The Intellectual Property Laws Amendment (Productivity Commission Response Part 2 and Other Measures) Bill 2019 (Cth) is set to abolish Australia’s innovation patent system. After an extensive consultation process — including a 2015–16 Productivity Commission inquiry, the bill passed the Senate with bipartisan support in October 2019. It passed the House of Representatives on 6 February and now awaits royal assent before becoming legislation.
Under the bill, those who have already obtained or applied for innovation patents will continue to be able to enforce them. It will also be possible to apply for innovation patents for 18 months after the bill comes into force.
Companies cannot afford to overlook the importance of obtaining appropriate IP protection. Failure to do so can jeopardise its commercial position and runs the risk that competitors will enjoy the benefits of significant investments made in research and development. Ensuring that key IP is appropriately protected can also be fundamental to a company’s ability to attract investment.
The standard and innovation patent systems enable businesses to protect new and innovative products and processes. It is important to apply for patent protection before any invention is disclosed to the public including, for example, by promoting or launching a product embodying the invention or publishing a paper disclosing the invention in an academic forum. It may be possible to protect developments that will not otherwise enter the public domain as trade secrets.
Australia’s innovation patent system
The innovation patent system was introduced in 2001 to protect incremental technological developments by Australian small- and medium-sized enterprises and as a replacement for the petty patent system which had been in operation since 1979. For 40 years, these systems have guaranteed protection for innovations in Australia.
IP owners have used the innovation patent system across a range of fields, with particular use in engineering (both civil and electrical) and information technology. For example, child safety seat manufacturer Britax obtained an innovation patent for a lightweight children’s booster seat that can withstand significant forces, while the Australian Mud Company obtained innovation patents for a process of conducting a geological survey for drilling operations. Many Australian businesses utilise the innovation patent system, including Apple, power tools manufacturer Black & Decker, home appliances maker Dyson and BlueScope Steel. While Australian residents accounted for nine per cent of standard patent applications in 2018, they accounted for 51 per cent of innovation patent applications.

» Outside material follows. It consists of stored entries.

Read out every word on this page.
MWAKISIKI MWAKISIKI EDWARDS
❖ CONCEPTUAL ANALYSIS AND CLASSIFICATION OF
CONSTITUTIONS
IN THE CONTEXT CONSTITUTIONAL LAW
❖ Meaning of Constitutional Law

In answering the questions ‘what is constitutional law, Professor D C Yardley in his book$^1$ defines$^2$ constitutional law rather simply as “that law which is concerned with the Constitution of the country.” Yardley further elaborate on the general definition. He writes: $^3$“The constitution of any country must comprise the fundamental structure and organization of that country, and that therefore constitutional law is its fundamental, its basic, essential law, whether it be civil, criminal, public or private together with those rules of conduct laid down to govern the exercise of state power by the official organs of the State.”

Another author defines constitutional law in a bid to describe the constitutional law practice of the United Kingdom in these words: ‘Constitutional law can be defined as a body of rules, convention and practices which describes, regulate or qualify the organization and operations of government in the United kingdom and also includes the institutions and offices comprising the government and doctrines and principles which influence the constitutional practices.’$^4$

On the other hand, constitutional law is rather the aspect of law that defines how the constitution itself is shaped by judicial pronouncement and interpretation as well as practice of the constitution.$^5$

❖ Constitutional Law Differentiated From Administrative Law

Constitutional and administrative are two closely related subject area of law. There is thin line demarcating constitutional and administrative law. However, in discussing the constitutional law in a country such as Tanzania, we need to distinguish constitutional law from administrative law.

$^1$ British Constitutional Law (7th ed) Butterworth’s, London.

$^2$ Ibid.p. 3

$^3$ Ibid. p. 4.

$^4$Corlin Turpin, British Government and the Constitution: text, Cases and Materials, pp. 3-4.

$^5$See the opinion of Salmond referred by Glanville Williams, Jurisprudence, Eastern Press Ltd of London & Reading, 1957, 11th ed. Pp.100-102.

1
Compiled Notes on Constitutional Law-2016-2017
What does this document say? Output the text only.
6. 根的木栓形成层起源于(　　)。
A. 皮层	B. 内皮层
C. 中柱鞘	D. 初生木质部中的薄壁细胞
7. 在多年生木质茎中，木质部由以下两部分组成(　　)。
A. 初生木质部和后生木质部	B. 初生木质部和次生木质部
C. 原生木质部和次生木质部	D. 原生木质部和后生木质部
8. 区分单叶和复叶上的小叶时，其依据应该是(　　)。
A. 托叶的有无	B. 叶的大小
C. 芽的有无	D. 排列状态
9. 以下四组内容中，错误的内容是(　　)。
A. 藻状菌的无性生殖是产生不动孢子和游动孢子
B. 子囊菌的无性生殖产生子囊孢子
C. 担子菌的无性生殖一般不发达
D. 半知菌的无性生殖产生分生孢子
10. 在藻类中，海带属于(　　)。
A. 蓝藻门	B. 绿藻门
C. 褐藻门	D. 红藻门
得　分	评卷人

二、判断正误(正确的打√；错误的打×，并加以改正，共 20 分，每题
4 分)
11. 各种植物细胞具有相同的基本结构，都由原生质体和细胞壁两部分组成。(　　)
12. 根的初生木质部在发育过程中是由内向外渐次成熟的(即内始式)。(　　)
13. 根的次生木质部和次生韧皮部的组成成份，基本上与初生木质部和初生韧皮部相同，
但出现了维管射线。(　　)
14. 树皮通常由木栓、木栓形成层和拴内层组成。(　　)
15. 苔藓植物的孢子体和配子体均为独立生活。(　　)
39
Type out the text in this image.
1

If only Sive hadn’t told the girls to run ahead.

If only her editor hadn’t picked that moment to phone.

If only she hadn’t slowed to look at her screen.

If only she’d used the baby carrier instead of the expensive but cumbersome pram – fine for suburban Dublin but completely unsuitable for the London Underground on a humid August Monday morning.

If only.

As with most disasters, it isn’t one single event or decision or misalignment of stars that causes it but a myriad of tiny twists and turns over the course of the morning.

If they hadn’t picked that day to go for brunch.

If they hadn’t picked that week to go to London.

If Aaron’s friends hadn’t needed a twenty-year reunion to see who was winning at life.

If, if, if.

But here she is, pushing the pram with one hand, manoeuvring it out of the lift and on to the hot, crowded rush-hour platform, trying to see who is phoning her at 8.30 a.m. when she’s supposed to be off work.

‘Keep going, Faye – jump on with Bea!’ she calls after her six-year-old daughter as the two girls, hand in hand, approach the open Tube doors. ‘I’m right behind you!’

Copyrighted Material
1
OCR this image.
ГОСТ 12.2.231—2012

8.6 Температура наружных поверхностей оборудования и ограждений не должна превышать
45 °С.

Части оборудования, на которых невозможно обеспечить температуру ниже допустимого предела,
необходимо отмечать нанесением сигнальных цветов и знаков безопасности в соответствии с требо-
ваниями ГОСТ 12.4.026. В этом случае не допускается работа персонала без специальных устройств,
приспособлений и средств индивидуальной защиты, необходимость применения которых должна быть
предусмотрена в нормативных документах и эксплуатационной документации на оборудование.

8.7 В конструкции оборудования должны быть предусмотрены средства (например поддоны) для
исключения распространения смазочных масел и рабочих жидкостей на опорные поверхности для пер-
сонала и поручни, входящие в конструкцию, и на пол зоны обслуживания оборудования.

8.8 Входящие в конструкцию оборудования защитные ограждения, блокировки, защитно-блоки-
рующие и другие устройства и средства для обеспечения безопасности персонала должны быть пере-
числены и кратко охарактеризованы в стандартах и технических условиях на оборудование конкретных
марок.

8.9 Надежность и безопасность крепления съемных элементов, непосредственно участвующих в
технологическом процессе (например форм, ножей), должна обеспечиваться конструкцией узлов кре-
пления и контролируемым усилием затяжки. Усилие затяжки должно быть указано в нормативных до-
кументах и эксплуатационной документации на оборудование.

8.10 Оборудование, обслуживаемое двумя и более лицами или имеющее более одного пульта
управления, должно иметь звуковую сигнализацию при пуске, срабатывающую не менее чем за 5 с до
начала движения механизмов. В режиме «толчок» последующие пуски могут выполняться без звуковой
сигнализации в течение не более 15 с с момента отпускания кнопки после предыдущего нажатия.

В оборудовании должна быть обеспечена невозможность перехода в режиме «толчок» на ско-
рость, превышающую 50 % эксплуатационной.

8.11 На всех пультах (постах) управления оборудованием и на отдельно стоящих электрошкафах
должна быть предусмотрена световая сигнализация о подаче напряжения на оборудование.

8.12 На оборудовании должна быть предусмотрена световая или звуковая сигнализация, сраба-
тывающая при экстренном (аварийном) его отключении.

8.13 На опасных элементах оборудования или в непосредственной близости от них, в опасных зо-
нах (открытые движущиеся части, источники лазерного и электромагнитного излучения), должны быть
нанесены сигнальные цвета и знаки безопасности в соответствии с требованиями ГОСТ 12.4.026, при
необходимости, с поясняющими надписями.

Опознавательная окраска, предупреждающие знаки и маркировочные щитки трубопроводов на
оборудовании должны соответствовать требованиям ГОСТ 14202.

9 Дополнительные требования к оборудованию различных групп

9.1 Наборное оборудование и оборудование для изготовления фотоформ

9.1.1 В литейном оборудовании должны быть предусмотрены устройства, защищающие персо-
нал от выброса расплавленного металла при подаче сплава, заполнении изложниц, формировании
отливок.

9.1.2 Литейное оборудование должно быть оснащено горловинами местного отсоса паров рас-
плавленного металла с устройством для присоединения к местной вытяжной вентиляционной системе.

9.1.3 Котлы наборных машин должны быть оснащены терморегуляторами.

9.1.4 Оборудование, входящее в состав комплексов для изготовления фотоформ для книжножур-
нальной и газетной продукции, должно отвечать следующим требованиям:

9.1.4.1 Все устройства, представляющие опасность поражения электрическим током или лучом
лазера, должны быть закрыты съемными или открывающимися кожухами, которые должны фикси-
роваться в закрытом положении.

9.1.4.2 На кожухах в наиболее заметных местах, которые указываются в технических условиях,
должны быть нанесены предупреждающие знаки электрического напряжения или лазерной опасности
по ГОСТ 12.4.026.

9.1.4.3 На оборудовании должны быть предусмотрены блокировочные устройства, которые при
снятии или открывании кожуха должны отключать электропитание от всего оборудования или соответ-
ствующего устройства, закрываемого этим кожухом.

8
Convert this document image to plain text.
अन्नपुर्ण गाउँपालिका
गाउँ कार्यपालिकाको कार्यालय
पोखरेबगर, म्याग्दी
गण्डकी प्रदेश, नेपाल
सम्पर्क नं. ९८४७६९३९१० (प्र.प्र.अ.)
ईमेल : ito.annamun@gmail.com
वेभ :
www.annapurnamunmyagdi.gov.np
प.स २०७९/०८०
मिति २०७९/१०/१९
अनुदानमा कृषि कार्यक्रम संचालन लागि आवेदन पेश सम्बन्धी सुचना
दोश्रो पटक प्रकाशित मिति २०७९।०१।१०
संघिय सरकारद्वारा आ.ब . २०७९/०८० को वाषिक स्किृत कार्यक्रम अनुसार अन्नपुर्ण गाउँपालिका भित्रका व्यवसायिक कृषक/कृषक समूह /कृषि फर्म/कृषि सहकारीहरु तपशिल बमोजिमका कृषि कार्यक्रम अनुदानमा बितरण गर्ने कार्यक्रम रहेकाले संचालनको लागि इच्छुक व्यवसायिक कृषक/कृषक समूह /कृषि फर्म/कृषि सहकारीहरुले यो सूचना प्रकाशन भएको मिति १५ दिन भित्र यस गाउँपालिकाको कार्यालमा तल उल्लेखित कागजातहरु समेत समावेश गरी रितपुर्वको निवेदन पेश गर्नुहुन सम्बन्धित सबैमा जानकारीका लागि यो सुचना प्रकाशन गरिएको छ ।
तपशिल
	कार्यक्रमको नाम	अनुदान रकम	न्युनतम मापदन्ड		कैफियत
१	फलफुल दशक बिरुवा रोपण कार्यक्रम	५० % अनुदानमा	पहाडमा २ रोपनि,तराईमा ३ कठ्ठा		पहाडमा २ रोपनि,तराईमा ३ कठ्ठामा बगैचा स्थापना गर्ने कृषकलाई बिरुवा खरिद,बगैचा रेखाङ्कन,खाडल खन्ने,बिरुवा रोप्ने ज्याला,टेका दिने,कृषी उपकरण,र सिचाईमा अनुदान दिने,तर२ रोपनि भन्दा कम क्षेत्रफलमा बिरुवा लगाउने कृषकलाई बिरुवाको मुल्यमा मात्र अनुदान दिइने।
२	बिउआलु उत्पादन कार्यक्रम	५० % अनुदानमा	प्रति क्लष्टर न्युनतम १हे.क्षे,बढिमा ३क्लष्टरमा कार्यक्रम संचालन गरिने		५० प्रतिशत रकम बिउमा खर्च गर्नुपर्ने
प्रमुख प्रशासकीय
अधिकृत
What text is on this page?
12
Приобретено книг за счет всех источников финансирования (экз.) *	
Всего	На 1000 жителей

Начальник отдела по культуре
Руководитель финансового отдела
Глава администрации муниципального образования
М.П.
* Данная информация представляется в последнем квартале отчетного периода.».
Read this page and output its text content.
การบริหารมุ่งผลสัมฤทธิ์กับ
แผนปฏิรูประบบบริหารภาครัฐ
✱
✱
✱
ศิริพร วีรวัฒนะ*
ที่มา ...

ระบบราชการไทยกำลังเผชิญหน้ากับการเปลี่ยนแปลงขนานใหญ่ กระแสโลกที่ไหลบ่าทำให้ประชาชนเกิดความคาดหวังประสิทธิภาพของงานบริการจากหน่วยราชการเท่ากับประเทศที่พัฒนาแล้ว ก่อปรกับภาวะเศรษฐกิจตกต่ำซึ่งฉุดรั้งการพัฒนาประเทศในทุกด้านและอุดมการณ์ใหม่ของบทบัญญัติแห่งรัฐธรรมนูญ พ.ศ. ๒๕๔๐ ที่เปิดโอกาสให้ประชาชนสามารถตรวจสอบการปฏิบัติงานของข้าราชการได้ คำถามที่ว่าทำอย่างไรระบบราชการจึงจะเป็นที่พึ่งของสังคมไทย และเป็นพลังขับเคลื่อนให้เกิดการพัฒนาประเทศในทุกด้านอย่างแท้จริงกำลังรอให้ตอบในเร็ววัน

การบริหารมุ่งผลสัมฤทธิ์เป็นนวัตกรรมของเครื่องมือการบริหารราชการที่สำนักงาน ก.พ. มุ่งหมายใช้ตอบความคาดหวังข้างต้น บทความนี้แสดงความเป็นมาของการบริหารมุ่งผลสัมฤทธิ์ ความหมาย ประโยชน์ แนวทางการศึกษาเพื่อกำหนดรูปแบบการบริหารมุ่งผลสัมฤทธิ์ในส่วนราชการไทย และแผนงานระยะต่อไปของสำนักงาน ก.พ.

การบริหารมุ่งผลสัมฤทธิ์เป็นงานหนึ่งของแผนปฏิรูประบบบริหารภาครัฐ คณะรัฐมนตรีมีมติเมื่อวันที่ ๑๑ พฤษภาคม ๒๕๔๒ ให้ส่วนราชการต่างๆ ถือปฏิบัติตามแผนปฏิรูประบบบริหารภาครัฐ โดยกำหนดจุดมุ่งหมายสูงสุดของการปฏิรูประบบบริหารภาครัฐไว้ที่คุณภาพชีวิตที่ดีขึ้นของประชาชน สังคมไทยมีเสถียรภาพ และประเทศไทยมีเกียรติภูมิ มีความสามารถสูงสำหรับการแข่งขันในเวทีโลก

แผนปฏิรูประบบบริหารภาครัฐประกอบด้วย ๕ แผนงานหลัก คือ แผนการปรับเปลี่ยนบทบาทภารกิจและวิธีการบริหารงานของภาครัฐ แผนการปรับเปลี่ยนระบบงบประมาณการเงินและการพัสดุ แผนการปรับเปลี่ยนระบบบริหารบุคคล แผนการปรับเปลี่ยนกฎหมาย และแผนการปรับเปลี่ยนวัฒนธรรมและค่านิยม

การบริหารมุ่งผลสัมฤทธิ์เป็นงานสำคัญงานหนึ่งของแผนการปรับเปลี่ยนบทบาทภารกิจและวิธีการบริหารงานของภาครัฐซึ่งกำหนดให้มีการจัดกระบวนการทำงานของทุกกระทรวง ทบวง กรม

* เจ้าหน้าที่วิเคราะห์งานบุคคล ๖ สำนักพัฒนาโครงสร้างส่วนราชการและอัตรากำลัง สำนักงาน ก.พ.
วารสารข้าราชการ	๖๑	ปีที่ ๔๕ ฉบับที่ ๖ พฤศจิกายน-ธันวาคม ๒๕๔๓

Companies should review their R&D projects and IP portfolios, and consider the merits of applying for innovation patents.
The benefits of innovation patents
Innovation patents enable businesses to protect new and innovative products and processes. The ease with which they can be obtained, coupled with the difficulty of challenging their validity, has made them an effective litigation tool. Innovation patents present a number of key benefits as they:
- Require a low level of inventiveness to be valid (an “innovative step”) making them notoriously difficult to revoke
- Can be granted very quickly (within one month).
- Are granted without substantive examination (but are examined by IP Australia, the agency responsible for administering the patent system, before they can be “certified” and then enforced).
- Do not have a pre-grant opposition procedure, which (for standard patents) allows third parties to delay the grant of patent rights.
- Have a maximum term of eight years (compared to 20 years for a standard patent).
- Provide the same infringement remedies as a standard patent (including the ability to obtain an injunction to prevent the sale of an infringing product by a competitor).
Companies should review their research and development projects and IP portfolios, and consider, together with their IP advisers, the merits of applying for innovation patents.
This is especially important for companies:
- Contemplating or considering launching new products.
- Which have identified potentially infringing conduct by a competitor.
- With a standard patent application pending and which may benefit from immediate protection under the innovation patent system.
While the days of this powerful enforcement tool may be numbered, they are not yet done, and companies should act now to make sure they are in the best possible position to protect their IP in the years to come.
David Fixler is an IP litigator and partner at Corr Chambers Westgarth.